Racisme : "Dans la mode, il y a des quotas"
Tandis que la société est secouée par les manifestations anti-racistes, le monde de la mode est lui aussi touché. Hanna Lhoumeau témoigne sur son parcours de jeune mannequin métisse à Paris. (clique sur la photo ☝️ pour voir la vidéo)
« Il peut être difficile d'être un employé noir chez Vogue », a reconnu Anna Wintour, la papesse de la mode, dans une lettre adressée le 4 juin à ses collaborateurs du magazine, selon Page Six. Depuis la mort de l’américain George Floyd, de nombreux militants se mobilisent autour du mouvement Black Lives Matter pour lutter contre le racisme. L’univers de la mode est également touché par cette ségrégation raciale. Hanna Lhoumeau, mannequin métisse, doit faire face depuis le début de sa carrière à des quotas et des remarques raciales. Combattive, elle tente à sa mesure de faire bouger les lignes pour plus de diversité.

As-tu été victime du racisme dans la mode ?

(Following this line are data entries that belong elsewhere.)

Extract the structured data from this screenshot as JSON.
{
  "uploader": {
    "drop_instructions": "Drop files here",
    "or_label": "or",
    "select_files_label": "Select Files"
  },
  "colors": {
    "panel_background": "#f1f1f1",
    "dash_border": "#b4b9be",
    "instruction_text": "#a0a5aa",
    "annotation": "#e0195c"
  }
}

Ca m'est arrivé d'avoir des réflexions comme "il faudrait attacher ou lisser tes cheveux". En réalité, il y a une méconnaissance des différentes origines des mannequins. Par exemple, je suis toujours prise pour représenter la femme métisse et noire alors que je suis dominicaine haïtienne et mon père est français (donc métisse). Nous avons des caractéristiques notamment au niveau des cheveux et de la peau qui sont totalement différentes. Ce n'est pas du tout l'image que je me faisais de la mode. Je suis originaire de Bordeaux, où j'ai été victime du racisme à l'école. A l'époque, j'avais l'image de Paris et de la mode comme étant un monde qui représente la diversité, où personne n'était raciste. Mais ce n'est pas la réalité.

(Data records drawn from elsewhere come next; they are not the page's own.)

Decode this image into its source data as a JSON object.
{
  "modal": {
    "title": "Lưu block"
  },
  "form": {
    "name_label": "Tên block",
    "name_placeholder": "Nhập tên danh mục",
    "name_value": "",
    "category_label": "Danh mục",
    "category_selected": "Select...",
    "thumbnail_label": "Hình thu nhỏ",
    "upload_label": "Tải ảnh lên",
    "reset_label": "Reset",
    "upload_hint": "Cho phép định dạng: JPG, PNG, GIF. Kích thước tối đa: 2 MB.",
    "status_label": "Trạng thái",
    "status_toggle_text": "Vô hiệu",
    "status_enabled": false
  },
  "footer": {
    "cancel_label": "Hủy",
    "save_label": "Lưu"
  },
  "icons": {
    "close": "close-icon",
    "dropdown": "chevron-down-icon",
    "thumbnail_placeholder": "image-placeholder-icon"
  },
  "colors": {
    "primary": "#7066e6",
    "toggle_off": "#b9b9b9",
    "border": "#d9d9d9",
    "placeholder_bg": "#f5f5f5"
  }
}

Comment faire se faire une place en tant que mannequin métisse ?
Je connais beaucoup de mannequins métisses, noires ou asiatiques mais j'ai l'impression que ce sont souvent les mêmes qui bossent. Par exemple, on a un quota dans la mode. J'ai shooté une fois avec une autre métisse ou une noire, une seule fois dans toute ma carrière ! Sinon, j'ai toujours été la seule métisse ou noire. J'ai commencé à vraiment bosser quand je me suis mise à avoir des followers sur Instagram. Il y a d'autres métisses à Paris qui sont beaucoup plus jolies et performantes. Elles travaillent rarement parce qu'elles n'ont pas forcément de followers sur Instagram. On ne va jamais prendre une mannequin fraîche qui vient juste d'arriver alors qu'elle peut dire tellement plus de choses.

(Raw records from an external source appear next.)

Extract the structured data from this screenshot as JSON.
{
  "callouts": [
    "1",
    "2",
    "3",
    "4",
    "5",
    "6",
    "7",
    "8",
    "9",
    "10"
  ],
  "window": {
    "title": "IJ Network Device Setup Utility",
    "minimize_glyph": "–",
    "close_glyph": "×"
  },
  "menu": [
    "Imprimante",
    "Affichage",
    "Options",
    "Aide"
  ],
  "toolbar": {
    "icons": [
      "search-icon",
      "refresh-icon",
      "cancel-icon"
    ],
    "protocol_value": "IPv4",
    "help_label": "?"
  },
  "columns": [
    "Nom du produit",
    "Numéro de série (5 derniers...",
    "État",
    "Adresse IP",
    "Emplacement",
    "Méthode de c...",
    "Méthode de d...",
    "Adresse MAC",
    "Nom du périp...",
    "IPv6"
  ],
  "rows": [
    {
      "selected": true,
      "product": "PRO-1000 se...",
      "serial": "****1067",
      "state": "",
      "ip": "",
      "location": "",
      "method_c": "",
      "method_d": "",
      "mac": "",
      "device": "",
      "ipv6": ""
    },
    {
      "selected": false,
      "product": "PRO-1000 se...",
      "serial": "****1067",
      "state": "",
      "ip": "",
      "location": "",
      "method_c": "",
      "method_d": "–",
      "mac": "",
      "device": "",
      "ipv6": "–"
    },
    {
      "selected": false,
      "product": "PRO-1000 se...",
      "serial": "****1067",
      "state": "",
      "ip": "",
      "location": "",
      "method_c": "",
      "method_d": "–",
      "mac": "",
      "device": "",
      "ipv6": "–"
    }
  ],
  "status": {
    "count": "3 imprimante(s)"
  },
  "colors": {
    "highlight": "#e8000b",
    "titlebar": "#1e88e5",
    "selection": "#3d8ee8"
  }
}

Penses-tu que l’affaire George Floyd va faire évoluer les choses ?
Oui, parce que la mode s'inspire beaucoup des réseaux sociaux et comme on en parle partout en ce moment, je pense que ça va peut-être changer quelque chose. Quoi qu'il en soit, depuis que j'ai commencé le mannequinat, ça a vraiment évolué. C'est important et en plus tellement plus vendeur ! Mais il reste quand même un manque de représentation des cultures et quelques remarques qui, parfois, sont un peu déplacées.
Quelles sont tes actions contre le racisme ?
Depuis 2 ans, j'essaie de sensibiliser les autres aux inégalités raciales et sociales sur mon compte Instagram. C’est un sujet qui me tient à cœur parce que depuis toute petite, j’ai été sujette à des remarques. Aujourd’hui encore, il y a cette espèce de barrière invisible, que ce soit dans la mode ou dans la vie de tous les jours, qu’on accepte mine de rien. C'est un sujet délicat et ça se remarque dans les commentaires des internautes : il y a ceux qui sont choqués d’apprendre ce que nous pouvons vivre, ceux qui pensent que mes posts attisent la haine et ceux qui me soutiennent parce qu’ils en sont aussi victimes. Il faut y aller pas à pas pour éviter que la vérité soit vue comme une agression.